I biked through a lovely little pocket park the other day, nestled at the foot of the High Bridge in Saint Paul. I was having a thoughtful day and stopped to settle on a stone bench. 

The park holds some fine public art in its small footprint, including an enormous green chair, the original of which was once displayed at the Walker Art Center. While I sat to think, a woman and her granddaughter approached and enlisted me to take a photo as they clambered up to its oversized seat. “Thanks!” she said. “I have a picture of her mother here, too!” 

Their excitement brightened the day, but it was something else that caught me. The park contains a sculpture of rock and metal, including a  salvaged baptismal gate that was originally in St. Stanislaus Kostka Catholic Church. The church, mere blocks away, was founded in 1872 by Czech-Slovak and Polish immigrants and is still central to the community; in the neighborhood, they call it St. Stan. 

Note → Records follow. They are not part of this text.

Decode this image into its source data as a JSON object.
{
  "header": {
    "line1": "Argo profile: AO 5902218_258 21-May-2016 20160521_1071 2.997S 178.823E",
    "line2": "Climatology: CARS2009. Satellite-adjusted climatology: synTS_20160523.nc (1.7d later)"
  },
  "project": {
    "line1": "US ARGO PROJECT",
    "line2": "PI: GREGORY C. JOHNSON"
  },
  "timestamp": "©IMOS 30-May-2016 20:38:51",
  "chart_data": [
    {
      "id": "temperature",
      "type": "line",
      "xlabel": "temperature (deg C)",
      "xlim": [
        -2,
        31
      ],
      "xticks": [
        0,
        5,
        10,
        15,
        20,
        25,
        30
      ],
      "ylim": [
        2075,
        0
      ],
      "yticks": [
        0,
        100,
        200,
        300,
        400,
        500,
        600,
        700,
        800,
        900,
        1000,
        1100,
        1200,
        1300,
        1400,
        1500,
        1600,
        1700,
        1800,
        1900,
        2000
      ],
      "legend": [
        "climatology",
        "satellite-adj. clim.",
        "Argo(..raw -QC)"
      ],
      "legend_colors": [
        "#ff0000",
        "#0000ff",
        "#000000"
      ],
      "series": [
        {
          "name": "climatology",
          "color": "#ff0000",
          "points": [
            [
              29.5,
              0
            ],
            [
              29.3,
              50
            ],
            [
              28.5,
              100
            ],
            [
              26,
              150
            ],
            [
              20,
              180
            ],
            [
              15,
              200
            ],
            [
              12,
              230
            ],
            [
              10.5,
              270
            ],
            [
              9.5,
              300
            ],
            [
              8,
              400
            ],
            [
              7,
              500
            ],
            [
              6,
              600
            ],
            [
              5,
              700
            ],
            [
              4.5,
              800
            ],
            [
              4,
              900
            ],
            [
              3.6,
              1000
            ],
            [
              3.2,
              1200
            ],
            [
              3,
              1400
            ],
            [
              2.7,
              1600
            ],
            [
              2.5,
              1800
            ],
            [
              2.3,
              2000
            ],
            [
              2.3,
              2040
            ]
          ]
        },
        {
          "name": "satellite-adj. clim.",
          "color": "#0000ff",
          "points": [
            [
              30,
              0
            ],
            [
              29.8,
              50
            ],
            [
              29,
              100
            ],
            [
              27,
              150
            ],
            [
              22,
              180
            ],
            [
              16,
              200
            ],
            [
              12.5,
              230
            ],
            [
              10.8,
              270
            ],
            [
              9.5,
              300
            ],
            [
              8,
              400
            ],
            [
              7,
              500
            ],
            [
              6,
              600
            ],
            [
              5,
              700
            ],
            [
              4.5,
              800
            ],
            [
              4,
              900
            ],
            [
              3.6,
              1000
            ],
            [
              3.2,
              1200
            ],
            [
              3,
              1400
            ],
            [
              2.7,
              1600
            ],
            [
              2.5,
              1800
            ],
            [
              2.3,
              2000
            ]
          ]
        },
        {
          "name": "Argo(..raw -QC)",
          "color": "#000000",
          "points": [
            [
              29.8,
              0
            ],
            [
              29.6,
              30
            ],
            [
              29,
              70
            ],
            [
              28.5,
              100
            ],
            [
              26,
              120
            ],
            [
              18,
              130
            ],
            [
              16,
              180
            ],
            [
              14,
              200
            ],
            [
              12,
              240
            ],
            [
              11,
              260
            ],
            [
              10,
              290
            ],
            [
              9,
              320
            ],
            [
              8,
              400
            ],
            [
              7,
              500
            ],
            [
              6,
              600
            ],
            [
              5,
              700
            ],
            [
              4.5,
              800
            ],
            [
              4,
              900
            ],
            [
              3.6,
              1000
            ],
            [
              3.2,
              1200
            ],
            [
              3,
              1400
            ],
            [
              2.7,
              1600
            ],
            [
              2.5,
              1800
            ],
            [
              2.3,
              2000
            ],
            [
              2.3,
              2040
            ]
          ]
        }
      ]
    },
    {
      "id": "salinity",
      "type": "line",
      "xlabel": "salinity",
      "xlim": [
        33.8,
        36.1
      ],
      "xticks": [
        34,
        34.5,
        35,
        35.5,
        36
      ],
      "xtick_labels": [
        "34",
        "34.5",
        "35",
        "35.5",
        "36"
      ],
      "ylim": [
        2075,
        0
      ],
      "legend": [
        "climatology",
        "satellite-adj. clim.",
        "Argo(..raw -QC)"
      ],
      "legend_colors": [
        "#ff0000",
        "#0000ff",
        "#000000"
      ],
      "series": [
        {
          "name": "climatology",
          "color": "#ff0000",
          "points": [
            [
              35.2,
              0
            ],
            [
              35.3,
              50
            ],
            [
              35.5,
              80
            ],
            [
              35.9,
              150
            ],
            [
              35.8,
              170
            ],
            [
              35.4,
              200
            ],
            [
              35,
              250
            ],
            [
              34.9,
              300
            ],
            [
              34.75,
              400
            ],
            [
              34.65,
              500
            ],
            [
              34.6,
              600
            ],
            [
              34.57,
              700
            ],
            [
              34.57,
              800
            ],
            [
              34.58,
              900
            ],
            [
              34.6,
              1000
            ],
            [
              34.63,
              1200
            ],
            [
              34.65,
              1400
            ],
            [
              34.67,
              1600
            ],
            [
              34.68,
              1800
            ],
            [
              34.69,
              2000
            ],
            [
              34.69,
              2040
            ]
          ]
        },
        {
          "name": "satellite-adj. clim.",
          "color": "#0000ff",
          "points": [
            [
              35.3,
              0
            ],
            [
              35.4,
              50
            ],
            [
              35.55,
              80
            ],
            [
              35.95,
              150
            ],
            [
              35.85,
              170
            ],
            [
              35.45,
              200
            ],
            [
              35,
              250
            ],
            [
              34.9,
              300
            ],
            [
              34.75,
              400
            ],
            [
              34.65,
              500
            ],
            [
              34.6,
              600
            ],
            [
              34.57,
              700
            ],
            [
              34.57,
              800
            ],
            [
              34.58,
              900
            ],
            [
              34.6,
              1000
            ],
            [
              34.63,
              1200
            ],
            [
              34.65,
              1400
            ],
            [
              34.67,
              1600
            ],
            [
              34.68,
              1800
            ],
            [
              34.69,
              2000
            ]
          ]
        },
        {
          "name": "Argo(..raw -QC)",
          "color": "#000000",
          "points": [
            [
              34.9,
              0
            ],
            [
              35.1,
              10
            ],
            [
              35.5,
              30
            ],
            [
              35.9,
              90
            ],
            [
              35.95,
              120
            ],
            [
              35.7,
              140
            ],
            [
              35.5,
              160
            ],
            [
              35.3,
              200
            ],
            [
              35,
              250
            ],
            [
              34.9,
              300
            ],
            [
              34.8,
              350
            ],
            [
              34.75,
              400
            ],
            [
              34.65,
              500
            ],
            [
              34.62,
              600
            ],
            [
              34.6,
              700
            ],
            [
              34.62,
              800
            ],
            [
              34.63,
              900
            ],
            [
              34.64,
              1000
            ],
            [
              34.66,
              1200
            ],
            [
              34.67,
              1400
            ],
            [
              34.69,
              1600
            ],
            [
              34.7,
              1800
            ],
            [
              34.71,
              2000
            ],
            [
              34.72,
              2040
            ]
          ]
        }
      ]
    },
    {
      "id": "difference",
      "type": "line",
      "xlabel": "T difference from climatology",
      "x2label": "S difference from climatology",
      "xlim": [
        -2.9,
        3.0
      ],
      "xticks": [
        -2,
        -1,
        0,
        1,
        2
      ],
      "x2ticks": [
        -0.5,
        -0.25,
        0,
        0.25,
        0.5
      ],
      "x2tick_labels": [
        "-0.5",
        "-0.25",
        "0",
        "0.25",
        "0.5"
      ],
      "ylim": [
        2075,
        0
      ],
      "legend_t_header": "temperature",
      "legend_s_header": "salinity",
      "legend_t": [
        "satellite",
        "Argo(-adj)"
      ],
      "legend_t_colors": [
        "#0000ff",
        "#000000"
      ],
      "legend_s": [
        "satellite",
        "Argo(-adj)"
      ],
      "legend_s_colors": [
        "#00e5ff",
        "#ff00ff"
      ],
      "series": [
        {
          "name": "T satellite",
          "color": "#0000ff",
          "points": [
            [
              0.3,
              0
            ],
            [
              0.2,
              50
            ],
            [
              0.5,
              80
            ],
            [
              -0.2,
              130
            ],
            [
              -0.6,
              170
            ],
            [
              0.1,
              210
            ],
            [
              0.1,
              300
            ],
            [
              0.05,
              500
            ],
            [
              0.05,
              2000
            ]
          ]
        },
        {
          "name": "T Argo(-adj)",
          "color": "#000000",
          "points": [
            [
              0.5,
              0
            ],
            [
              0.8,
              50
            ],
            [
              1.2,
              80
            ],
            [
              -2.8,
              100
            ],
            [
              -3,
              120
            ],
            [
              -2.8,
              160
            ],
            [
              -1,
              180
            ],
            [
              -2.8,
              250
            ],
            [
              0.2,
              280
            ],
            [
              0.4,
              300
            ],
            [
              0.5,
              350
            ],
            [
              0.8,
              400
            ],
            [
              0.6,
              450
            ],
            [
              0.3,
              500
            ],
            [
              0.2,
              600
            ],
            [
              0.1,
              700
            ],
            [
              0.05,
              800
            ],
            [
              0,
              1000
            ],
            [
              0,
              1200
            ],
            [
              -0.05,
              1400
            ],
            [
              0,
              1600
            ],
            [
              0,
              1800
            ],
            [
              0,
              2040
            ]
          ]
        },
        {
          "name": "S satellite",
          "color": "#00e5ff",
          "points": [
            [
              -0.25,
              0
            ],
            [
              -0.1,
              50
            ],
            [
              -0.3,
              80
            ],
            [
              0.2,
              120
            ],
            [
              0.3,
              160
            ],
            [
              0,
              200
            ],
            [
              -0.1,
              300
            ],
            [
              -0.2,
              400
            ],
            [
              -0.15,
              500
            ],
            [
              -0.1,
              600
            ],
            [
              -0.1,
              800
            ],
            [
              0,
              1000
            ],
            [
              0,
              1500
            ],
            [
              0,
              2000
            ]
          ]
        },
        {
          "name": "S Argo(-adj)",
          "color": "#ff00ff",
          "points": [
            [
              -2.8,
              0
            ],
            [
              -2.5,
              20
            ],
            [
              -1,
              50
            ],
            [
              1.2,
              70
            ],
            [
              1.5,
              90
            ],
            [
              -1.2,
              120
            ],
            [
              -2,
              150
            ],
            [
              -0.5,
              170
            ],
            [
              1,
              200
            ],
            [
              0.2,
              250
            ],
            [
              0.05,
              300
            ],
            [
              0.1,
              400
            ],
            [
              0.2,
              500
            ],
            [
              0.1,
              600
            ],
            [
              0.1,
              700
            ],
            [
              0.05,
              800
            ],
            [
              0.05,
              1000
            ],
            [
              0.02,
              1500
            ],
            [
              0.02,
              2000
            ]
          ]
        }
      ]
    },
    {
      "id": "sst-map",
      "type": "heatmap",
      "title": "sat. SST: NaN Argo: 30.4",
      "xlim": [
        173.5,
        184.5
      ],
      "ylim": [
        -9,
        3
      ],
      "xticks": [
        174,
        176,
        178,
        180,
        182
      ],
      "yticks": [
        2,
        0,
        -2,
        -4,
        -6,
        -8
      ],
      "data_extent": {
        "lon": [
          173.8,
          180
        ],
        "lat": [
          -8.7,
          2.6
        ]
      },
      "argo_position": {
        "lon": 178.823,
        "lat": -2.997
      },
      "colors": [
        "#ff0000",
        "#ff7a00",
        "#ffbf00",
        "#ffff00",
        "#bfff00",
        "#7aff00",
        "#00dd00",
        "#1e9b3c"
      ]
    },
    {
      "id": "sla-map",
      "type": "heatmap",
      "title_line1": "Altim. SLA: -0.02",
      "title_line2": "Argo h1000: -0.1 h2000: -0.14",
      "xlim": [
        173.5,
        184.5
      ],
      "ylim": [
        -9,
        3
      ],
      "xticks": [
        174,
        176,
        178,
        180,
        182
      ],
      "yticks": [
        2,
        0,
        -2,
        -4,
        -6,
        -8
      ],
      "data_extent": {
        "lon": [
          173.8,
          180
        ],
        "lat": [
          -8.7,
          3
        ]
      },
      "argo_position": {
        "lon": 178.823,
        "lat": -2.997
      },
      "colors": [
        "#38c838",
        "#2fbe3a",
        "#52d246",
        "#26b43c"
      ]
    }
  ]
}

The gate is a remnant of an immigrant church and its way of welcoming babies into its religious community. Through it, behind it, the ground growth is luxuriant, and somewhat untended. Up through the weeds were two pale pink poppies, lovely in color, fragile of petal, brief in flower. And indomitable, making their way up through the spiky underbrush to give passersby a moment of beauty and consideration. They were not easy to see, and all the more surprising for that.

Poppies self-sow. I would propose a theory: that humans alert to the possibility of beauty tend to the same. One small beauty leads to another. One’s eye sharpens for the lovely, even when it springs from the weeds. Soon you see it everywhere.